As CPIs do INSS, do Banco Master e a que se anuncia nos Correios formam um tripé explosivo de desgaste contínuo. CPI não precisa de condenação: basta manchete e elas virão semanalmente, corroendo a já frágil credibilidade do governo.
No campo institucional, os escândalos envolvendo o STF aprofundam a crise de confiança entre Poderes. O silêncio complacente do Planalto diante de excessos, decisões controversas e conflitos políticos judicializados passa a ideia de conivência e enfraquece a noção de equilíbrio democrático.
No cenário internacional, Lula está desalinhado. A queda de Maduro, o enfraquecimento de Cuba e a ascensão de Trump empurram o mundo para o lado oposto do discurso lulista. O presidente insiste em flertar com regimes autoritários e se isola diplomaticamente.
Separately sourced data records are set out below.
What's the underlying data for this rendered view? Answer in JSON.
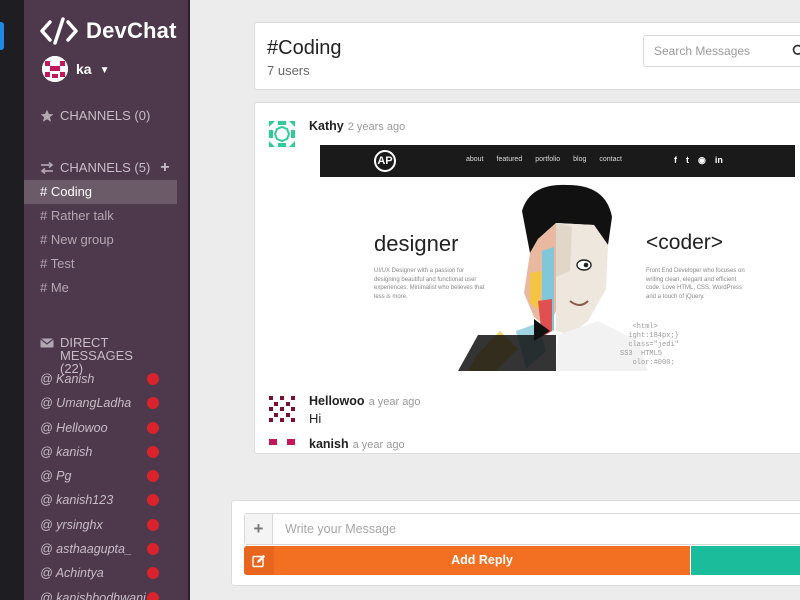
{
  "app": {
    "name": "DevChat",
    "user": "ka"
  },
  "sidebar": {
    "starred_label": "CHANNELS (0)",
    "channels_label": "CHANNELS (5)",
    "channels": [
      "# Coding",
      "# Rather talk",
      "# New group",
      "# Test",
      "# Me"
    ],
    "active_channel": "# Coding",
    "dm_label": "DIRECT MESSAGES (22)",
    "direct_messages": [
      "@ Kanish",
      "@ UmangLadha",
      "@ Hellowoo",
      "@ kanish",
      "@ Pg",
      "@ kanish123",
      "@ yrsinghx",
      "@ asthaagupta_",
      "@ Achintya",
      "@ kanishbodhwani"
    ]
  },
  "header": {
    "title": "#Coding",
    "subtitle": "7 users",
    "search_placeholder": "Search Messages"
  },
  "messages": [
    {
      "user": "Kathy",
      "time": "2 years ago",
      "text": "",
      "attachment": {
        "nav_links": [
          "about",
          "featured",
          "portfolio",
          "blog",
          "contact"
        ],
        "social": [
          "f",
          "t",
          "◉",
          "in"
        ],
        "logo": "AP",
        "heading_left": "designer",
        "heading_right": "<coder>",
        "blurb_left": "UI/UX Designer with a passion for designing beautiful and functional user experiences. Minimalist who believes that less is more.",
        "blurb_right": "Front End Developer who focuses on writing clean, elegant and efficient code. Love HTML, CSS, WordPress and a touch of jQuery.",
        "code_snippet": "   <html>\n  ight:184px;}\n  class=\"jedi\"\nSS3  HTML5\n   olor:#000;"
      }
    },
    {
      "user": "Hellowoo",
      "time": "a year ago",
      "text": "Hi"
    },
    {
      "user": "kanish",
      "time": "a year ago",
      "text": ""
    }
  ],
  "reply": {
    "placeholder": "Write your Message",
    "add_reply_label": "Add Reply"
  },
  "colors": {
    "sidebar_bg": "#4d394b",
    "active_channel_bg": "#6b5b69",
    "unread_dot": "#d9232d",
    "add_reply": "#f36f21",
    "teal": "#1abc9c"
  }
}
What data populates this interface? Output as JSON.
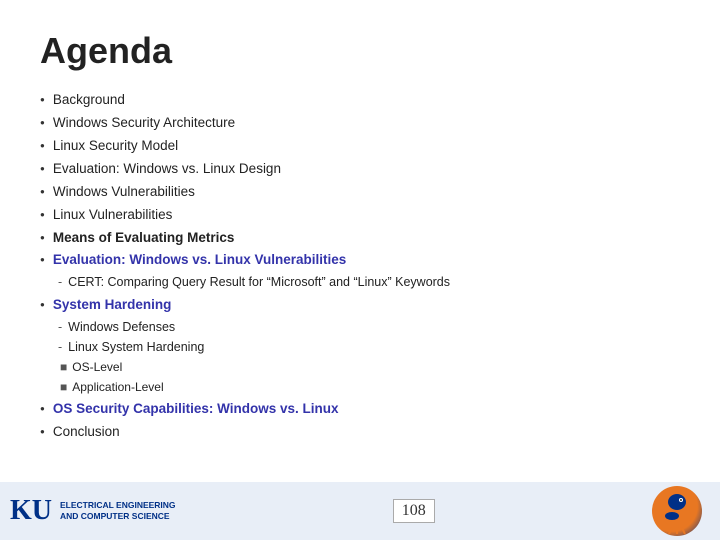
{
  "slide": {
    "title": "Agenda",
    "bullets": [
      {
        "id": "bg",
        "text": "Background",
        "style": "normal"
      },
      {
        "id": "wsa",
        "text": "Windows Security Architecture",
        "style": "normal"
      },
      {
        "id": "lsm",
        "text": "Linux Security Model",
        "style": "normal"
      },
      {
        "id": "eval",
        "text": "Evaluation: Windows vs. Linux Design",
        "style": "normal"
      },
      {
        "id": "wv",
        "text": "Windows Vulnerabilities",
        "style": "normal"
      },
      {
        "id": "lv",
        "text": "Linux Vulnerabilities",
        "style": "normal"
      },
      {
        "id": "mem",
        "text": "Means of Evaluating Metrics",
        "style": "bold"
      },
      {
        "id": "ewlv",
        "text": "Evaluation: Windows vs. Linux Vulnerabilities",
        "style": "bold-blue"
      }
    ],
    "sub_ewlv": [
      {
        "text": "CERT: Comparing Query Result for “Microsoft” and “Linux” Keywords"
      }
    ],
    "system_hardening": {
      "label": "System Hardening",
      "style": "bold-blue",
      "sub": [
        {
          "text": "Windows Defenses"
        },
        {
          "text": "Linux System Hardening",
          "subsub": [
            {
              "text": "OS-Level"
            },
            {
              "text": "Application-Level"
            }
          ]
        }
      ]
    },
    "os_security": {
      "text": "OS Security Capabilities: Windows vs. Linux",
      "style": "bold-blue"
    },
    "conclusion": {
      "text": "Conclusion",
      "style": "normal"
    }
  },
  "footer": {
    "ku_name_line1": "ELECTRICAL ENGINEERING",
    "ku_name_line2": "AND COMPUTER SCIENCE",
    "ku_letters": "KU",
    "page_number": "108"
  }
}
Enquanto isso, o agronegócio, motor histórico da economia brasileira, enfrenta insegurança jurídica, hostilidade ideológica e entraves regulatórios. O governo prefere o discurso ao diálogo e transforma quem produz em adversário político, erro grave em ano eleitoral.
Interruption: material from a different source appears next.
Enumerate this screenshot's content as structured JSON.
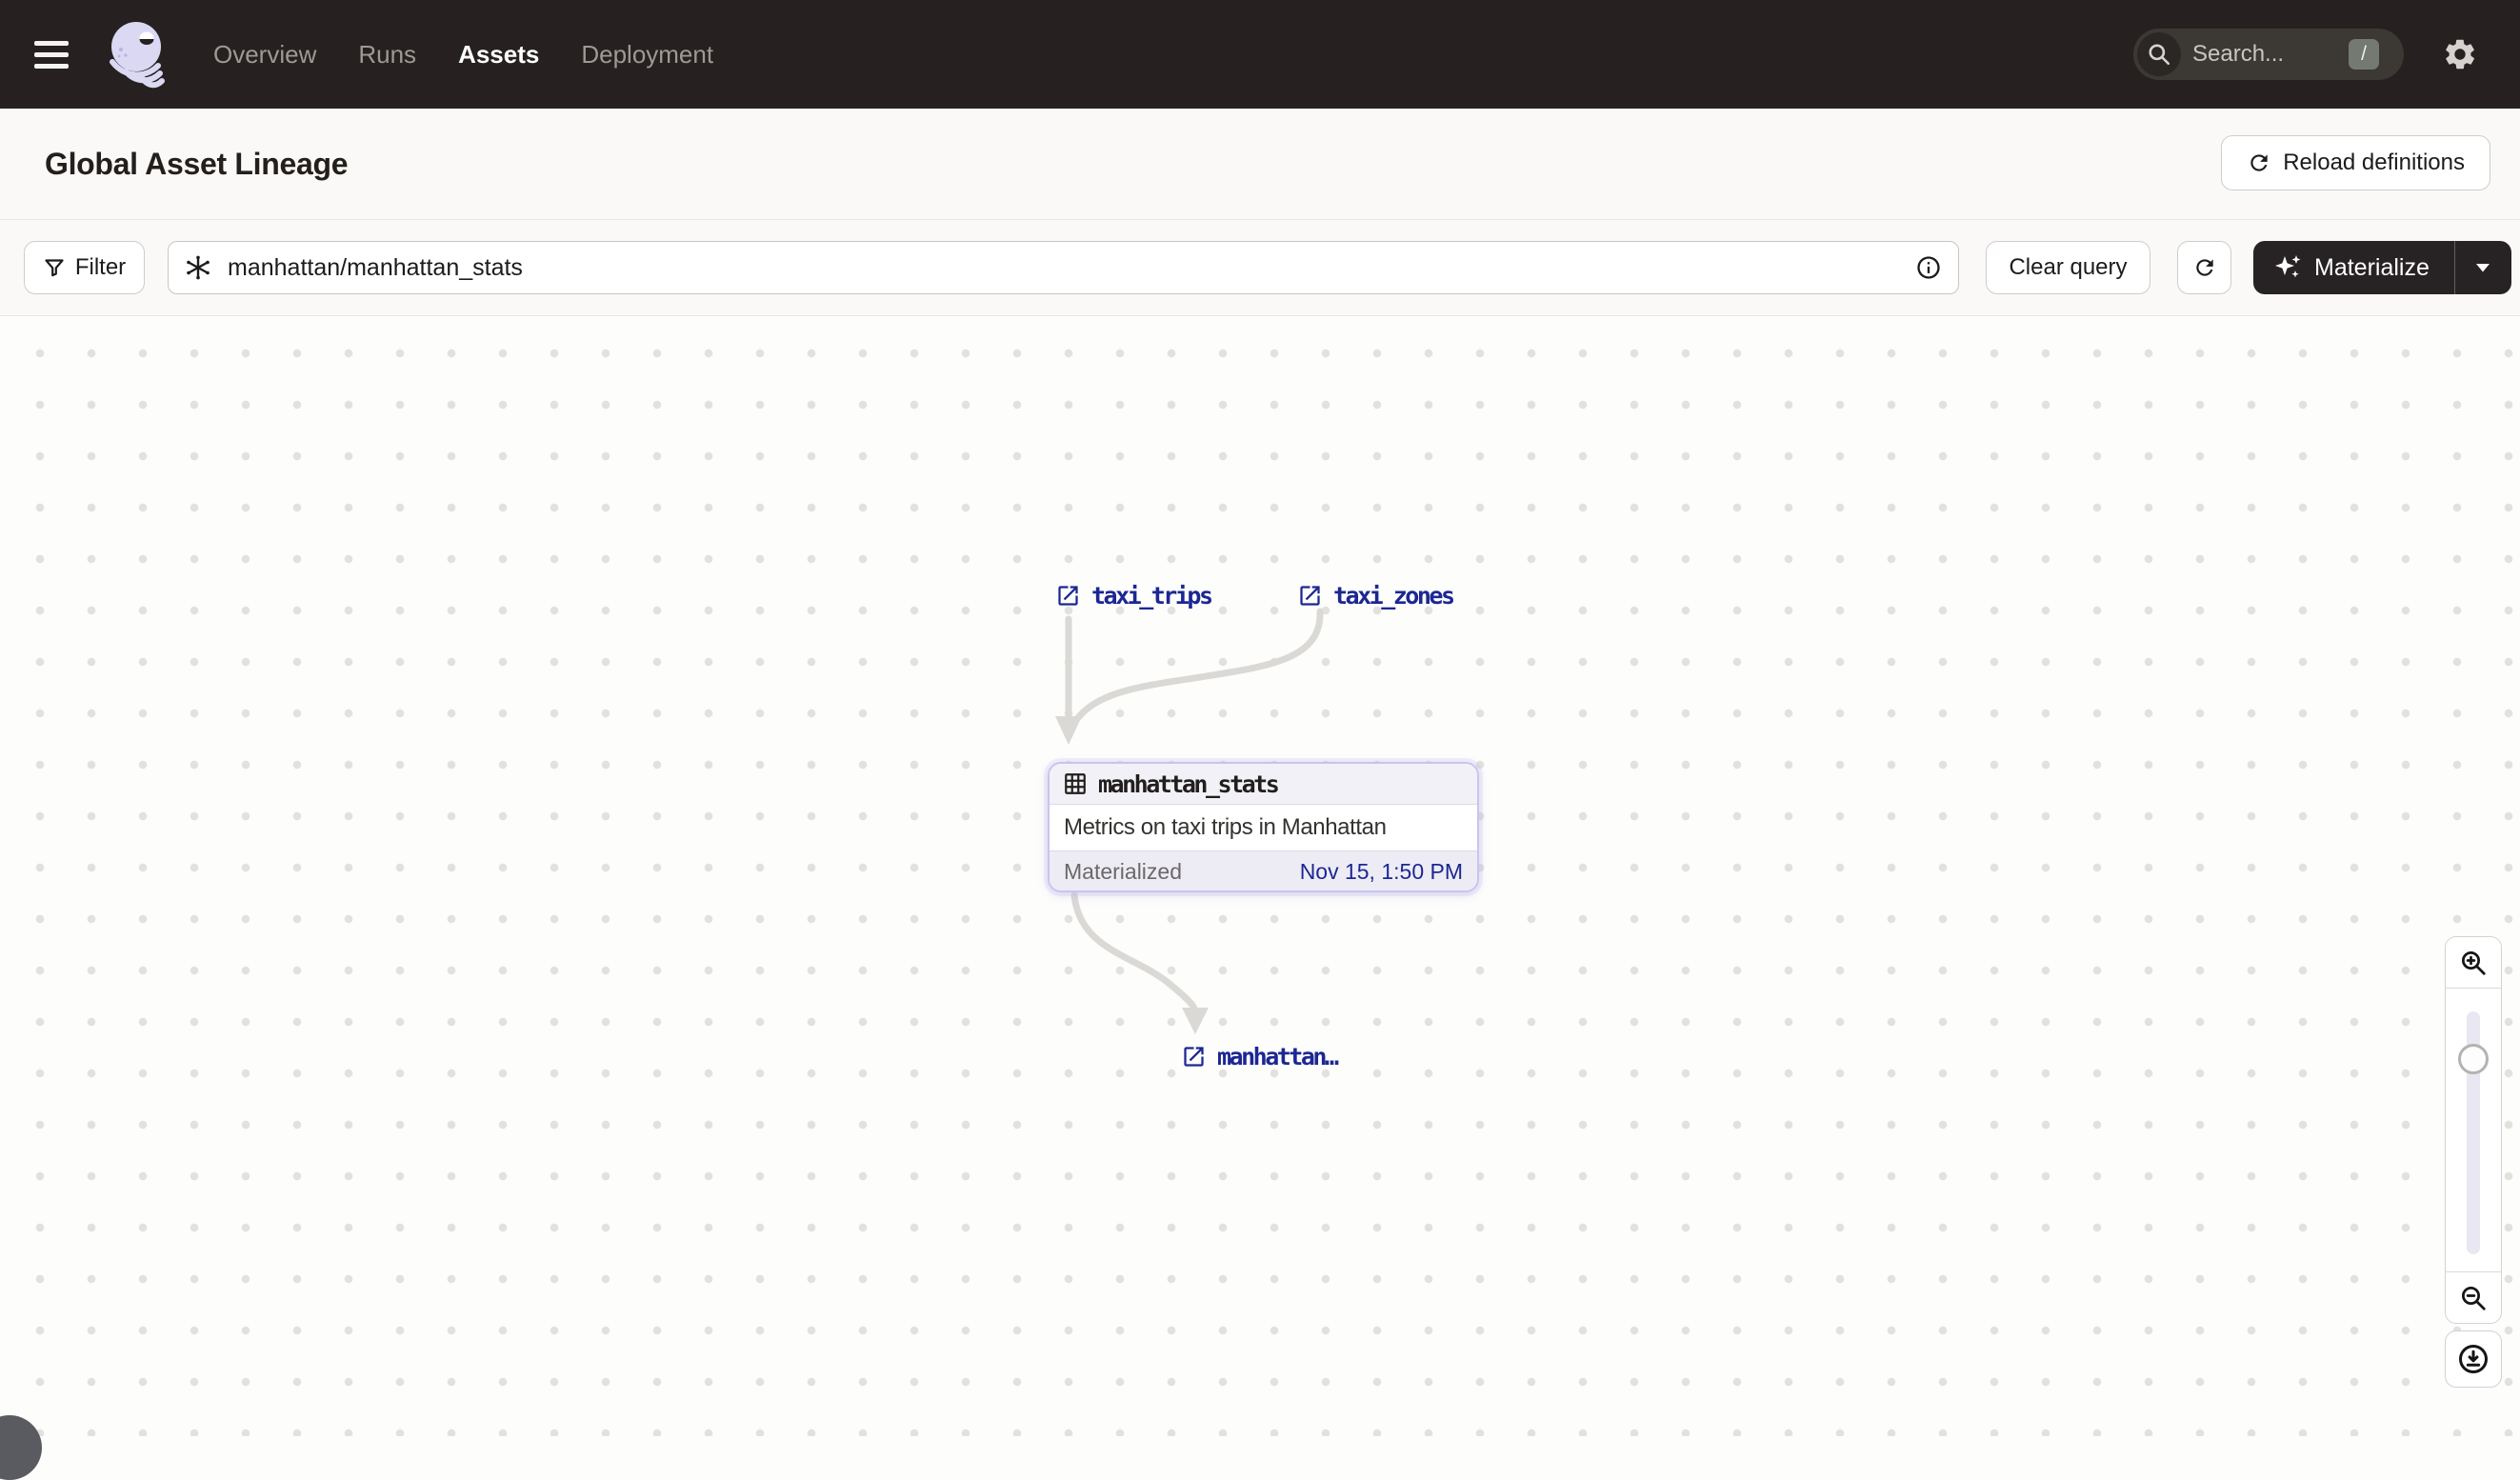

A agenda política do PT é dos anos 60, desatualizada, e não deu certo em país nenhum. O tempo põe luz sobre a verdade e revela a hipocrisia, daí o brasileiro hoje já conhece bem os vícios morais da esquerda.
Internamente, o Centrão já não confia no governo e tende a desembarcar. A direita voltou a se organizar, a direita que tem grande força eleitoral deve ter aprendido com seus próprios erros e não será mais ingênua nem intempestiva, enquanto Lula governa com rancor, rejeita a anistia e aposta na polarização permanente, estratégia que cansa o eleitor.
Sem plano B, com idade avançada e rejeição crescente, Lula chega a 2026 sem força política, sem base sólida e sem narrativa de futuro.
E eleição não se vence ignorando a realidade das ruas.